We have highlighted a few of the many organizations creating remote learning resources. Each of these organizations presents activities that are specific to early childhood (birth through eight) and each acknowledges the importance of play-based, emotionally responsive, screen-free activities for young children. We encourage educators to be critical consumers during this crisis, and to beware of predatory companies asking families to sign-up for ‘free trials’ of their apps. This page will be updated frequently be sure to check back for new resources.
The Harmony Program is a CUNY partner organization that brings intensive after-school music programs to communities with limited access to instrumental music education. In response to the ongoing health crisis, the Harmony Program has developed an original series of YouTube-based, beginner music lessons, called “Harmony at Home.” This free, year-long series consists of weekly, 30-minute lessons in music fundamentals.
The High Quality Early Learning Project offer some suggested activities that children can do at home or in school, in many cases without adult direction. These are designed to incorporate skills, knowledge, and understandings from a variety of disciplines (literacy, math, science, social studies, physical education and the arts).

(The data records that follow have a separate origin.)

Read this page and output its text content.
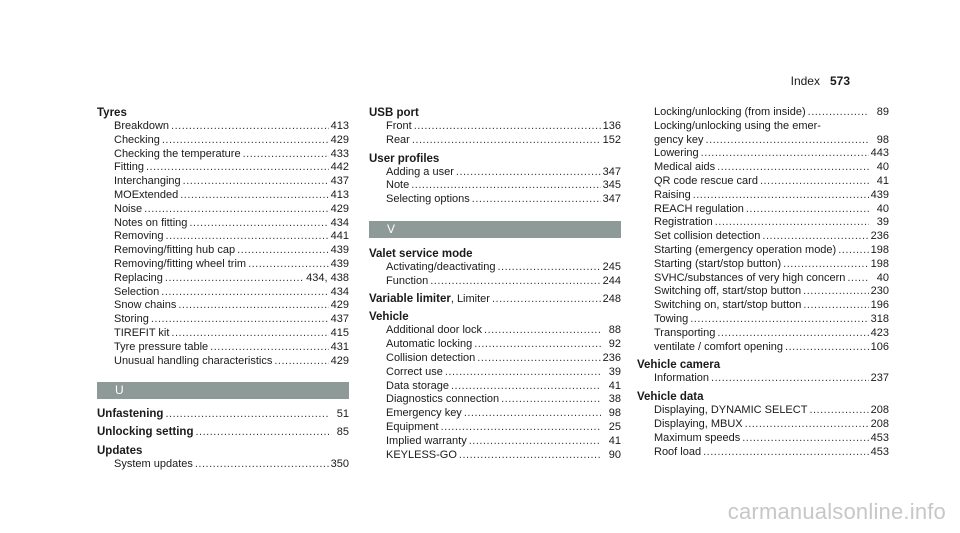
Index 573
Tyres
Breakdown .....	413
Checking .....	429
Checking the temperature .....	433
Fitting .....	442
Interchanging .....	437
MOExtended .....	413
Noise .....	429
Notes on fitting .....	434
Removing .....	441
Removing/fitting hub cap .....	439
Removing/fitting wheel trim .....	439
Replacing .....	434, 438
Selection .....	434
Snow chains .....	429
Storing .....	437
TIREFIT kit .....	415
Tyre pressure table .....	431
Unusual handling characteristics .....	429
U
Unfastening .....	51
Unlocking setting .....	85
Updates
System updates .....	350
USB port
Front .....	136
Rear .....	152
User profiles
Adding a user .....	347
Note .....	345
Selecting options .....	347
V
Valet service mode
Activating/deactivating .....	245
Function .....	244
Variable limiter, Limiter .....	248
Vehicle
Additional door lock .....	88
Automatic locking .....	92
Collision detection .....	236
Correct use .....	39
Data storage .....	41
Diagnostics connection .....	38
Emergency key .....	98
Equipment .....	25
Implied warranty .....	41
KEYLESS-GO .....	90
Locking/unlocking (from inside) .....	89
Locking/unlocking using the emer-
gency key .....	98
Lowering .....	443
Medical aids .....	40
QR code rescue card .....	41
Raising .....	439
REACH regulation .....	40
Registration .....	39
Set collision detection .....	236
Starting (emergency operation mode) .....	198
Starting (start/stop button) .....	198
SVHC/substances of very high concern .....	40
Switching off, start/stop button .....	230
Switching on, start/stop button .....	196
Towing .....	318
Transporting .....	423
ventilate / comfort opening .....	106
Vehicle camera
Information .....	237
Vehicle data
Displaying, DYNAMIC SELECT .....	208
Displaying, MBUX .....	208
Maximum speeds .....	453
Roof load .....	453
carmanualsonline.info
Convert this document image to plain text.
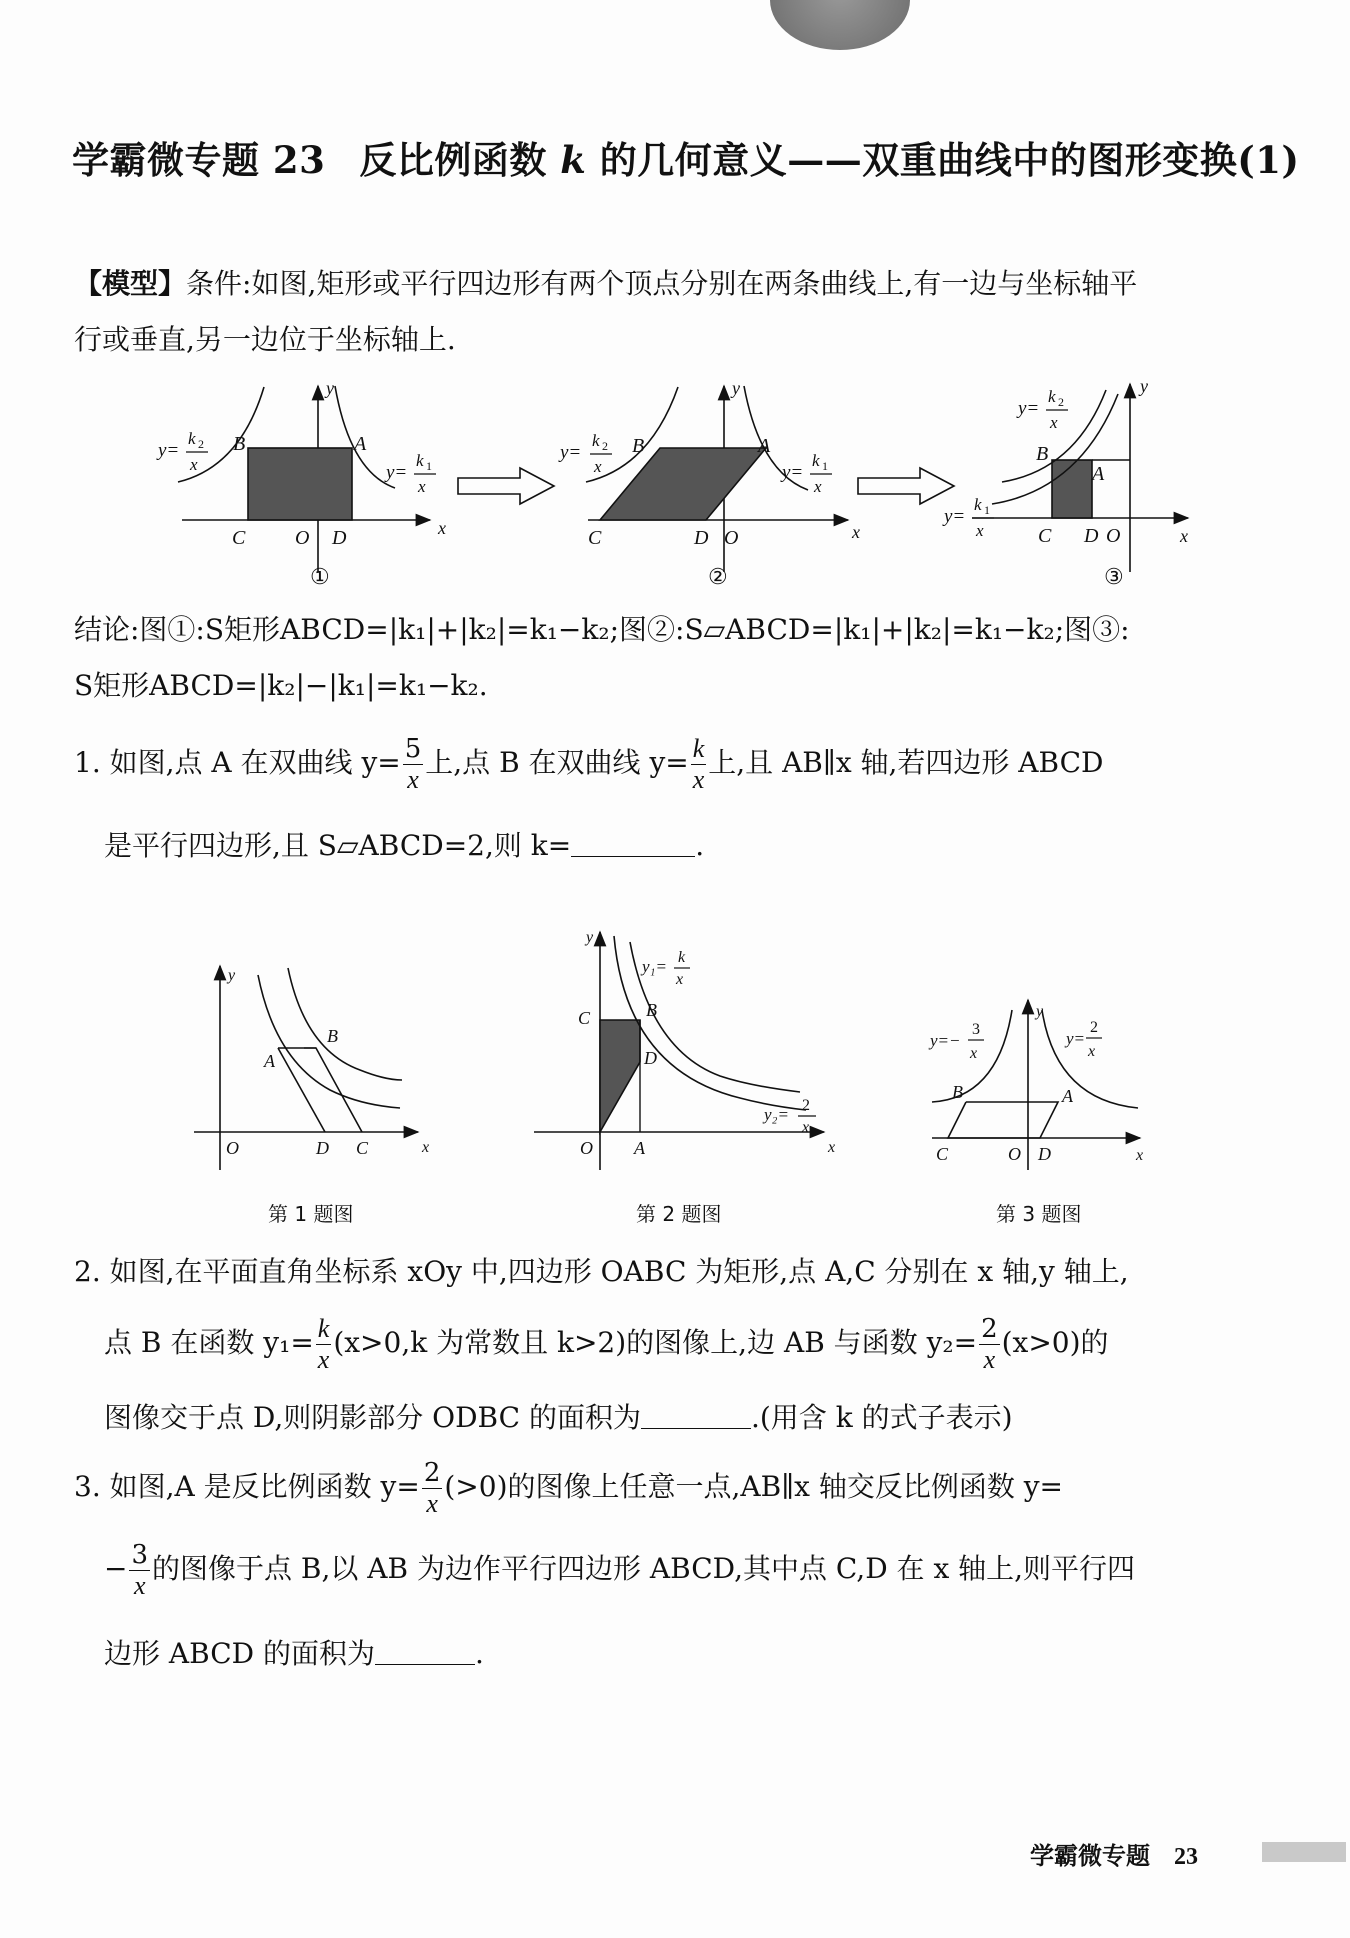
学霸微专题 23 反比例函数 k 的几何意义——双重曲线中的图形变换(1)
【模型】条件:如图,矩形或平行四边形有两个顶点分别在两条曲线上,有一边与坐标轴平
行或垂直,另一边位于坐标轴上.
B	A
C O D	x
y
y=
k 2
x	y=
k 1
x
①
B	A
C	D O	x
y
y=
k 2
x	y=
k 1
x
②
B
A
C D O	x
y
y=
k 2
x
y=
k 1
x
③
结论:图①:S矩形ABCD=|k₁|+|k₂|=k₁−k₂;图②:S▱ABCD=|k₁|+|k₂|=k₁−k₂;图③:
S矩形ABCD=|k₂|−|k₁|=k₁−k₂.
1. 如图,点 A 在双曲线 $y= \frac{5}{x}$ 上,点 B 在双曲线 $y= \frac{k}{x}$ 上,且 AB∥x 轴,若四边形 ABCD
是平行四边形,且 S▱ABCD=2,则 k=	.
A
B
D C
O	x
y
C	B
D
O A	x
y
y₁= k
x
y₂= 2
x
B	A
C	O D	x
y
y=−
3
x
y=
2
x
第 1 题图	第 2 题图	第 3 题图
2. 如图,在平面直角坐标系 xOy 中,四边形 OABC 为矩形,点 A,C 分别在 x 轴,y 轴上,
点 B 在函数 $y_1= \frac{k}{x} (x>0,k$ 为常数且 k>2)的图像上,边 AB 与函数 $y_2= \frac{2}{x} (x>0)$的
图像交于点 D,则阴影部分 ODBC 的面积为	.(用含 k 的式子表示)
3. 如图,A 是反比例函数 $y= \frac{2}{x} (>0)$的图像上任意一点,AB∥x 轴交反比例函数 y=
− $\frac{3}{x}$ 的图像于点 B,以 AB 为边作平行四边形 ABCD,其中点 C,D 在 x 轴上,则平行四
边形 ABCD 的面积为	.
学霸微专题 23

Many of the activities can also be extended to address children’s varying stages of development.
Carnegie Hall has put together simple lullabies and musical moments for babies and young children.
The DEY Guide for Supporting Young Children Through COVID-19 contains resources and recommendations for parents and educators, including supporting play, communicating with loved ones, establishing routines, thoughts on screen-time, and how to talk to young children.
Common Sense Media partnered with tech and media companies to curate a comprehensive remote learning website. It includes a section on virtual classroom set-up.
Prevent Child Abuse NY created a Caring for Your Family During the COVID-19 Crisis resource guide. The guide supports families in strengthening the Five Protective Factors that mitigate the negative impacts of trauma.
The Agency and Young Children Research Collective at the University of Texas at Austin created a document with principles of early childhood learning to help shape how parents, schools and districts approach daily or weekly support for children and families.
Dreme has playful and engaging family activities to transform everyday household routines into math learning opportunities.
WNET Education has a new series of virtual family workshops for preschoolers. These YouTube Live events invite families to explore STEM topics in child friendly ways.
The Campaign for Commercial Free Childhood created this Guide for a Low-Tech Approach to Remote Learning to help guide educators, schools, and districts seeking to limit unnecessary screen time during remote learning while attending to equity, multicultural, and social justice issues and increasing student engagement.
The New York City Department of Education’s Division of Early Childhood Education released a resource for educators to support planning and implementation of blended learning (a combination of in-person and remote learning) for children ages 0-5. In addition, they created a new guide for families to support children’s blended learning.
Bank Street’s Center for Emotionally Responsive Practice’s resources are designed to help teachers enhance social-emotional element of their online work with children, and to support educators with keeping their own mental health intact. They have a new guide for teacher’s supporting young children’s emotional development during the COVID-19 pandemic, Salient Themes from a Developmental Perspective.
The CMOM at Home page includes creative screen-free activities for families.
The NYPL remote learning resources include online storytime and create-your-own storytime guides.
The Zero to Three page includes professional development, self-care and family resources for the educators of infants and toddlers.
The Children’s Museum of the Arts has resources for at-home arts education. In addition, they have online programming, in person programming and free classes for parents.